Maria José Neto *
Os livros têm-me acompanhado ao longo da vida, uns por escolha pessoal, outros oferecidos ou emprestados pelos amigos, ocupam-me as mãos nos tempos livres e têm lugar permanente na mesa-de-cabeceira. Nunca em leitura digital, pois a sua materialidade tem cheiro, peso e uma estrutura física.
Quando frequentava o 5º ano, a biblioteca de turma da disciplina de Português despertou-me o “bichinho” da leitura. Recordo O Romance da Raposa, de Aquilino Ribeiro, sobre uma destemida “salta-pocinhas” que lutava pela subsistência. Mais tarde, compreendi que a sobrevivência humana é indissociável de uma ética de valores. Rejubilei com Fernão Capelo Gaivota, de Richard Bach, a gaivota inconformada com o voo na praia e a comida fácil, que vencia as dificuldades com perseverança. Enterneci-me com a linguagem do coração de O Principezinho, de Saint-Exupéry, para quem o essencial era invisível aos olhos. Interroguei-me com os discursos de Tuiavii, chefe de uma tribo do Pacífico, sobre o Papalagui, o homem civilizado que se afastou da Mãe-Natureza e esqueceu o mais importante.

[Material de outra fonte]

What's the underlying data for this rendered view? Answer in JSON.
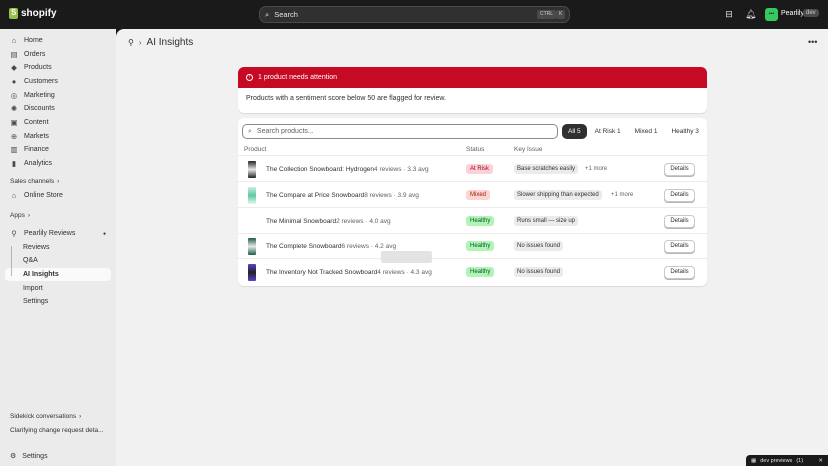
{
  "topbar": {
    "brand": "shopify",
    "search_placeholder": "Search",
    "kbd_ctrl": "CTRL",
    "kbd_k": "K",
    "store_name": "Pearlily",
    "store_badge": "dev",
    "store_initials": "•••"
  },
  "sidebar": {
    "nav": [
      "Home",
      "Orders",
      "Products",
      "Customers",
      "Marketing",
      "Discounts",
      "Content",
      "Markets",
      "Finance",
      "Analytics"
    ],
    "sales_channels_label": "Sales channels",
    "online_store": "Online Store",
    "apps_label": "Apps",
    "app_name": "Pearlily Reviews",
    "app_sub": [
      "Reviews",
      "Q&A",
      "AI Insights",
      "Import",
      "Settings"
    ],
    "sidekick_label": "Sidekick conversations",
    "sidekick_item": "Clarifying change request deta...",
    "settings": "Settings"
  },
  "page": {
    "title": "AI Insights"
  },
  "banner": {
    "title": "1 product needs attention",
    "body": "Products with a sentiment score below 50 are flagged for review."
  },
  "table": {
    "search_placeholder": "Search products...",
    "tabs": [
      "All 5",
      "At Risk 1",
      "Mixed 1",
      "Healthy 3"
    ],
    "headers": [
      "Product",
      "Status",
      "Key Issue"
    ],
    "details_label": "Details",
    "rows": [
      {
        "name": "The Collection Snowboard: Hydrogen",
        "meta": "4 reviews · 3.3 avg",
        "status": "At Risk",
        "issue": "Base scratches easily",
        "more": "+1 more"
      },
      {
        "name": "The Compare at Price Snowboard",
        "meta": "8 reviews · 3.9 avg",
        "status": "Mixed",
        "issue": "Slower shipping than expected",
        "more": "+1 more"
      },
      {
        "name": "The Minimal Snowboard",
        "meta": "2 reviews · 4.0 avg",
        "status": "Healthy",
        "issue": "Runs small — size up",
        "more": ""
      },
      {
        "name": "The Complete Snowboard",
        "meta": "6 reviews · 4.2 avg",
        "status": "Healthy",
        "issue": "No issues found",
        "more": ""
      },
      {
        "name": "The Inventory Not Tracked Snowboard",
        "meta": "4 reviews · 4.3 avg",
        "status": "Healthy",
        "issue": "No issues found",
        "more": ""
      }
    ]
  },
  "dev_previews": {
    "label": "dev previews",
    "count": "(1)"
  },
  "colors": {
    "critical": "#c70a24",
    "at_risk_bg": "#fed1d7",
    "mixed_bg": "#fed3d1",
    "healthy_bg": "#aff5b4"
  }
}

Na década de 80 iniciei-me em Saramago, na sua visão crítica e polémica. Com o Evangelho Segundo Jesus Cristo vislumbrei o amor humano entre Jesus e Maria Madalena, e experimentei outra ruptura com os valores do catolicismo tradicionalista em Os Nós e os Laços, de Alçada Baptista, numa teia de relações humanas.
Já adulta, sobre a injustiça, as desigualdades, o direito à liberdade e à felicidade, com As Vinhas da Ira, de Steinbeck, percorri os EUA até à Califórnia, num velho camião, sentindo a crise de 1929 no mais dramático destroçar da família e de aviltamento do ser humano, presenciei o inferno em Auschwitz com Primo Levi, sobrevivente e narrador de Se Isto é um Homem, indignei-me em Eu, Safiya, uma mulher nigeriana que a lei fundamentalista islâmica condenou à morte por apedrejamento.

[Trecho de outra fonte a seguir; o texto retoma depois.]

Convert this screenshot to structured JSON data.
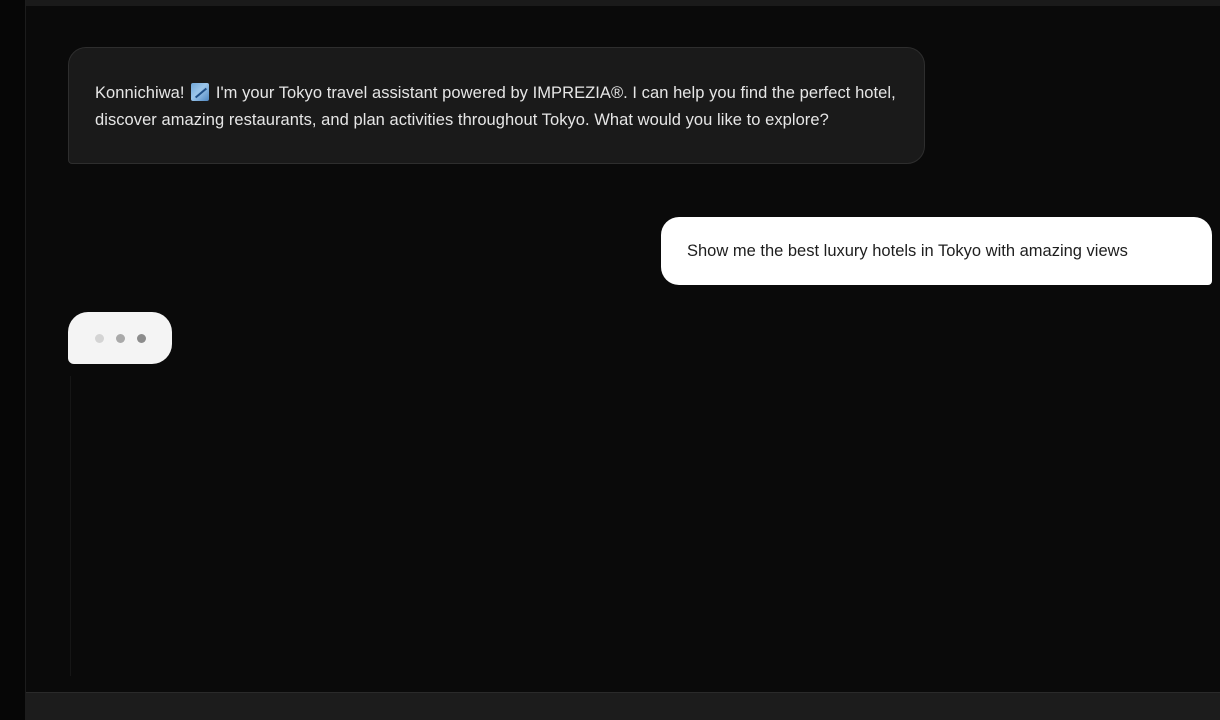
{
  "chat": {
    "messages": [
      {
        "role": "assistant",
        "text_before_icon": "Konnichiwa!",
        "icon": "japan-flag-icon",
        "text_after_icon": "I'm your Tokyo travel assistant powered by IMPREZIA®. I can help you find the perfect hotel, discover amazing restaurants, and plan activities throughout Tokyo. What would you like to explore?"
      },
      {
        "role": "user",
        "text": "Show me the best luxury hotels in Tokyo with amazing views"
      }
    ],
    "typing_indicator": {
      "visible": true,
      "dots": 3
    }
  },
  "colors": {
    "background": "#0a0a0a",
    "assistant_bubble": "#1a1a1a",
    "user_bubble": "#ffffff",
    "typing_bubble": "#f4f4f4"
  }
}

Ainda vagueei por outros géneros da literatura: o mistério, em França, à procura de O Perfume, de Süskind, a cultura de Moçambique nas palavras inventadas por Mia Couto, nos Contos do Nascer da Terra, a Natureza da Amazónia em O Velho que Lia Romances de Amor, de Sepúlveda.
Dos livros absorvi muito daquilo que sou, mas continuo, incansavelmente, a ler, pois cada livro é um tesouro a descobrir.